18    Similar grounds were considered by Perry J in Taniela v Minister for Immigration and Border Protection [2014] FCA 375. Her Honour reasoned that, in light of the decision in Minister for Immigration and Multicultural and Indigenous Affairs v Nystrom (2006) 228 CLR 566, those grounds must be rejected: see at [30]-[37]. Her Honour’s decision was upheld on appeal (Taniela v Minister for Immigration and Border Protection [2014] FCAFC 104), the Full Court stating (at [18]):

18    The Parliament had power to pass laws under s 51(xix) and (xxvii) of the Constitution with respect to naturalisation and aliens and immigration and emigration. The Act is a law with respect to those subject matters and each of ss 201 and 501 was validly enacted by the Parliament. As the High Court held in Nystrom 228 CLR 566, each of the provisions has a separate and distinct operation and nothing in the provisions of ss 200 and 201 controls or affects in any way the construction and operation of s 501. Her Honour was correct to have applied the principles in Project Blue Sky 194 CLR at 381-382 [70] in that regard. In any event, this Court, as was her Honour, is bound by, and must apply, the decision of the High Court that found that there is a separate operation of each of ss 201 and 501. For the reasons in Nystrom 228 CLR 566, the grounds of appeal in relation to inconsistency and unconstitutionality are hopeless and must be dismissed.

19    It follows that grounds 3 to 7 of the present application must also be rejected. This outcome, in light of the binding nature of the High Court’s decision in Nystrom, appears to be foreshadowed in ground 6 of the present application.

20    Grounds 1 and 2 of the present application remain to be decided.

21    At the commencement of the hearing, I asked the applicant, who was unrepresented, to specifically address me on those two grounds.

22    With respect to ground 1, which alleges that the Minister did not act in good faith when deciding to cancel the visa, the applicant said that the only ties he had were with Australia. He said that his only connection with New Zealand was the fact that he was born there. He also felt that he had not been given an opportunity to show that he had changed his life. By this last remark, I understood the applicant to mean that he felt he should have been given an opportunity to demonstrate, by remaining in Australia, that he had changed his ways.

23    These submissions do not make out ground 1 of the application. In any event, the Minister plainly accepted that the applicant had no relatives or support in New Zealand and took this factor into account when weighing up how his discretion under s 501 should be exercised. The Minister was not required to give the applicant a chance to demonstrate that he had changed his life.

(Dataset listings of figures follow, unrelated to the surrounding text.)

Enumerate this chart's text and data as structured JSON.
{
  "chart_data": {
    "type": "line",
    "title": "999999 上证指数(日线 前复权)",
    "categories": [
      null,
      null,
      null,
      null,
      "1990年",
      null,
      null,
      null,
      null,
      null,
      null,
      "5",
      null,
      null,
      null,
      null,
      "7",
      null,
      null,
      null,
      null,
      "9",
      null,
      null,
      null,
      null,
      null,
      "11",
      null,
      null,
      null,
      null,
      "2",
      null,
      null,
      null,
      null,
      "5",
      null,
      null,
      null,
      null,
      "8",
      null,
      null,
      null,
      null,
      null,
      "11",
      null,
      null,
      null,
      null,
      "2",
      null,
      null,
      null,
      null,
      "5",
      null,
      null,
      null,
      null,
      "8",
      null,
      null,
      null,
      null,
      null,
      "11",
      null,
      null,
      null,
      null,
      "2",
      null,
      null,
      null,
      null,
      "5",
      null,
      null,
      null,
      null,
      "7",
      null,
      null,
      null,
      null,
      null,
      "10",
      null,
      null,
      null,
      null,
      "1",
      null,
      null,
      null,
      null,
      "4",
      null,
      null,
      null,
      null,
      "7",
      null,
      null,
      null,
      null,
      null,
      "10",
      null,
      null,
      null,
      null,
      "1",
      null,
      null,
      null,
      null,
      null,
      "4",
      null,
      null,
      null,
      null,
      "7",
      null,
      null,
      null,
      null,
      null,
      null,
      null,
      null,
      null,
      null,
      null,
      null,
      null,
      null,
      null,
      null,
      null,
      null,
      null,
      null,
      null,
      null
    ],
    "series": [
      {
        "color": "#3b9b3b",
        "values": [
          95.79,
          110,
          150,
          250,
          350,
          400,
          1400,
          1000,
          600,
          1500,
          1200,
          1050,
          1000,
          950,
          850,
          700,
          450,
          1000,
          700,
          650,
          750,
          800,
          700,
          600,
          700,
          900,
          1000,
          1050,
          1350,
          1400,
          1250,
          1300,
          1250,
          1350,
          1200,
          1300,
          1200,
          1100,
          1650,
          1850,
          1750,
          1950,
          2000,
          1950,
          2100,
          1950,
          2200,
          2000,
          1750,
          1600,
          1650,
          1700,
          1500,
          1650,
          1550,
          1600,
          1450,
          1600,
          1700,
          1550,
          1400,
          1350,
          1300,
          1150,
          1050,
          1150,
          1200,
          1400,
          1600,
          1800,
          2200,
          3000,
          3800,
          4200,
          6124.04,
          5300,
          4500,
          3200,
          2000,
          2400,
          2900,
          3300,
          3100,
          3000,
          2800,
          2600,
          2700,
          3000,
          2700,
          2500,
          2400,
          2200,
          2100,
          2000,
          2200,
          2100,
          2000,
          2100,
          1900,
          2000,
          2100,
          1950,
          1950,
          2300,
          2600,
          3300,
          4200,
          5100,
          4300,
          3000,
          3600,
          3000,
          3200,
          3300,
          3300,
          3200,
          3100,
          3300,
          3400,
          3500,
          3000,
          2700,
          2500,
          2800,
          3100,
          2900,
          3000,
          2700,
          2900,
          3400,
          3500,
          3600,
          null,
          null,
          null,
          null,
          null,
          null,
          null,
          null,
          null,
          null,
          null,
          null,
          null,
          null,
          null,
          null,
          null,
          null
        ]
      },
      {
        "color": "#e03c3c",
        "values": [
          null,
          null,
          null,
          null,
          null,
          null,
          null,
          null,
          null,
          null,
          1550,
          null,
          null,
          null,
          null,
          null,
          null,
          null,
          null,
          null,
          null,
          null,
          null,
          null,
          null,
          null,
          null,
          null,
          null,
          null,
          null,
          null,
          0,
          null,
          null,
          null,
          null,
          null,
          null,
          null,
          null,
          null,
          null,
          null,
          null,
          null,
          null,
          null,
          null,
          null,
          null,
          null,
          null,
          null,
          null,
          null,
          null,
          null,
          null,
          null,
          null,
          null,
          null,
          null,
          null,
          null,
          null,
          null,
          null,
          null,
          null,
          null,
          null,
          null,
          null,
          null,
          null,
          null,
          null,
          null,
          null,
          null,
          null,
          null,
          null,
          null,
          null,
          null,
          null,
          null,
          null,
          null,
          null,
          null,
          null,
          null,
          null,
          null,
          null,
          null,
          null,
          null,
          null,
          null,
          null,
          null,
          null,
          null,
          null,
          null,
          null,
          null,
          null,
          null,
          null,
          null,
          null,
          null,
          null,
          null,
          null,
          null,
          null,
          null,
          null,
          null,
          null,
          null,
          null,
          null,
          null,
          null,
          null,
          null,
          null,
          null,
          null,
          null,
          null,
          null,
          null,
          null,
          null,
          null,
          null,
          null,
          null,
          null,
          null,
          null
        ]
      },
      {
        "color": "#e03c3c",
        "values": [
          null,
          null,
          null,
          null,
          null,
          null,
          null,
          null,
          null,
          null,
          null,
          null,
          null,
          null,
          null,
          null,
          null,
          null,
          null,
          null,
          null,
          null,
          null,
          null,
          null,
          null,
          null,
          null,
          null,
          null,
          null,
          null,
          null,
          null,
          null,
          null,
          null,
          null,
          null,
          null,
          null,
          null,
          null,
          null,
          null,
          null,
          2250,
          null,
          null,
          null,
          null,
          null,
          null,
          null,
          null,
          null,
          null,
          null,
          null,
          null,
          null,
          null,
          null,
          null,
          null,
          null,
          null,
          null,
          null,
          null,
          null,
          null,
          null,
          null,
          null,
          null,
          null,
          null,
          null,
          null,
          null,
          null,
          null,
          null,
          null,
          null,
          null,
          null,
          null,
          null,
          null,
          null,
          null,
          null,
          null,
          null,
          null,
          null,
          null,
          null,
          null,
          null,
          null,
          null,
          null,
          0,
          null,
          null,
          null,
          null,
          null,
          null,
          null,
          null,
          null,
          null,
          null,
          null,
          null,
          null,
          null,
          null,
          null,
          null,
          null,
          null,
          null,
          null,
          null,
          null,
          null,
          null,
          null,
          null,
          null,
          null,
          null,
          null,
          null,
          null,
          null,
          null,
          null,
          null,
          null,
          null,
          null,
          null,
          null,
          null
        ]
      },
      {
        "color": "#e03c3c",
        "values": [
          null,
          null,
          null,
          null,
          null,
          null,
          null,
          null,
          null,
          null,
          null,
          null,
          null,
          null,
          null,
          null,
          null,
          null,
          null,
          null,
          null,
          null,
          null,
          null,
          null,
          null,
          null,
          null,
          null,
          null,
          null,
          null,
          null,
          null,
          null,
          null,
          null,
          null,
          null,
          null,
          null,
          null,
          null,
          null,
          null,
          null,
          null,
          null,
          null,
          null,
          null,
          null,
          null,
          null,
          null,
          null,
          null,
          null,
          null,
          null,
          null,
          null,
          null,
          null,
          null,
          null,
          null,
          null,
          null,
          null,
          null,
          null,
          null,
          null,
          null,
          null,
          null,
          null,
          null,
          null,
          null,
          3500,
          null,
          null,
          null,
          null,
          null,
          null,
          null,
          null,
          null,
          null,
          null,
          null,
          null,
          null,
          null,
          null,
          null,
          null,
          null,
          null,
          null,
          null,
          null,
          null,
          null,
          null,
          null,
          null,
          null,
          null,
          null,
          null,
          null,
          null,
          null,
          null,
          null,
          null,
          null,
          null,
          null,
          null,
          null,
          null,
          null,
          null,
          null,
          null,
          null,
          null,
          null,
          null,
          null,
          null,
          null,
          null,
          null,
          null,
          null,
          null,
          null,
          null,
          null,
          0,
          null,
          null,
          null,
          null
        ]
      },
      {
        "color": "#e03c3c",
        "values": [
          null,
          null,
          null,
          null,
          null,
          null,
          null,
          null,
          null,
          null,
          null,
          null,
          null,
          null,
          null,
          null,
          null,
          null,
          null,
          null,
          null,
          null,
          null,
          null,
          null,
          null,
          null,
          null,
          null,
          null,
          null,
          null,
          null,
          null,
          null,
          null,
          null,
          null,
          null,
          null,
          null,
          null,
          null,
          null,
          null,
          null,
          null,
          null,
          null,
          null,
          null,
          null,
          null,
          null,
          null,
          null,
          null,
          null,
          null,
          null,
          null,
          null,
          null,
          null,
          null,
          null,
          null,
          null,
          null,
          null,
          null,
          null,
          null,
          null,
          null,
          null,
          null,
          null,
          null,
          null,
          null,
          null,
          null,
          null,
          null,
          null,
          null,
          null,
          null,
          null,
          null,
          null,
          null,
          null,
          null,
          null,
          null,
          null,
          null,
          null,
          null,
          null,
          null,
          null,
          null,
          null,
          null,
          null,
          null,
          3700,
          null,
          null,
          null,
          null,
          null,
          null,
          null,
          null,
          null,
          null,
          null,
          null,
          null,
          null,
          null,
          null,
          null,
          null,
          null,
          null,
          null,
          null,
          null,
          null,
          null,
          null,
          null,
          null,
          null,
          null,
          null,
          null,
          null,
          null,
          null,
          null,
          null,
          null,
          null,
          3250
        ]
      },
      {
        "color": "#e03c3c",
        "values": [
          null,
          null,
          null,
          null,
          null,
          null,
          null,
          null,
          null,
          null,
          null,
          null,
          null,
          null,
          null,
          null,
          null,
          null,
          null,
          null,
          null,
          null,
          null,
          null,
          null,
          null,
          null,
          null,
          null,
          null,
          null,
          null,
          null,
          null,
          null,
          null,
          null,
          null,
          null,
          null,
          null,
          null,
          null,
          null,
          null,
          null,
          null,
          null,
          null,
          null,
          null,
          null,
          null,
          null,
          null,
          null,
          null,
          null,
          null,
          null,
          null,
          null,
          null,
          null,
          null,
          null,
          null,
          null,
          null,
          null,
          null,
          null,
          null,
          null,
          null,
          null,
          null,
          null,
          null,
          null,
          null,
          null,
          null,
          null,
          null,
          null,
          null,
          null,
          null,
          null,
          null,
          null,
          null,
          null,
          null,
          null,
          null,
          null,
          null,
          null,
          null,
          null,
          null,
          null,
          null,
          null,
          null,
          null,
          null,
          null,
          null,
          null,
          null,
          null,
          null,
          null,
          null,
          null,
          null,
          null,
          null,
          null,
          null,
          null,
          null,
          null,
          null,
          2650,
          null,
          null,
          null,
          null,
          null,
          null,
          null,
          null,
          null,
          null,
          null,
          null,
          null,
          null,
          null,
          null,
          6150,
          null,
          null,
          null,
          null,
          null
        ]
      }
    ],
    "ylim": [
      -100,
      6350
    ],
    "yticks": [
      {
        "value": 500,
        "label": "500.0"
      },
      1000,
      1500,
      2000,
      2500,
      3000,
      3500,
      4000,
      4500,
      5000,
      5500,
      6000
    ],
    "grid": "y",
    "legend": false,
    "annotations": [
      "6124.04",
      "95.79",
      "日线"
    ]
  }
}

It follows that this ground of review must be rejected.

24    With respect to ground 2, which alleges that the Minister’s decision was vitiated by jurisdictional error, the applicant was unable to identify the error on which he sought to rely. Having carefully considered the Minister’s reasons, I am unable to see how the Minister’s decision was affected by jurisdictional error. It follows that this ground of review must also be rejected.

Disposition

25    The applicant has not identified any ground on which this Court can quash the Minister’s decision. The application will be dismissed with costs.

I certify that the preceding twenty-five (25) numbered paragraphs are a true copy of the Reasons for Judgment herein of the Honourable Justice Yates.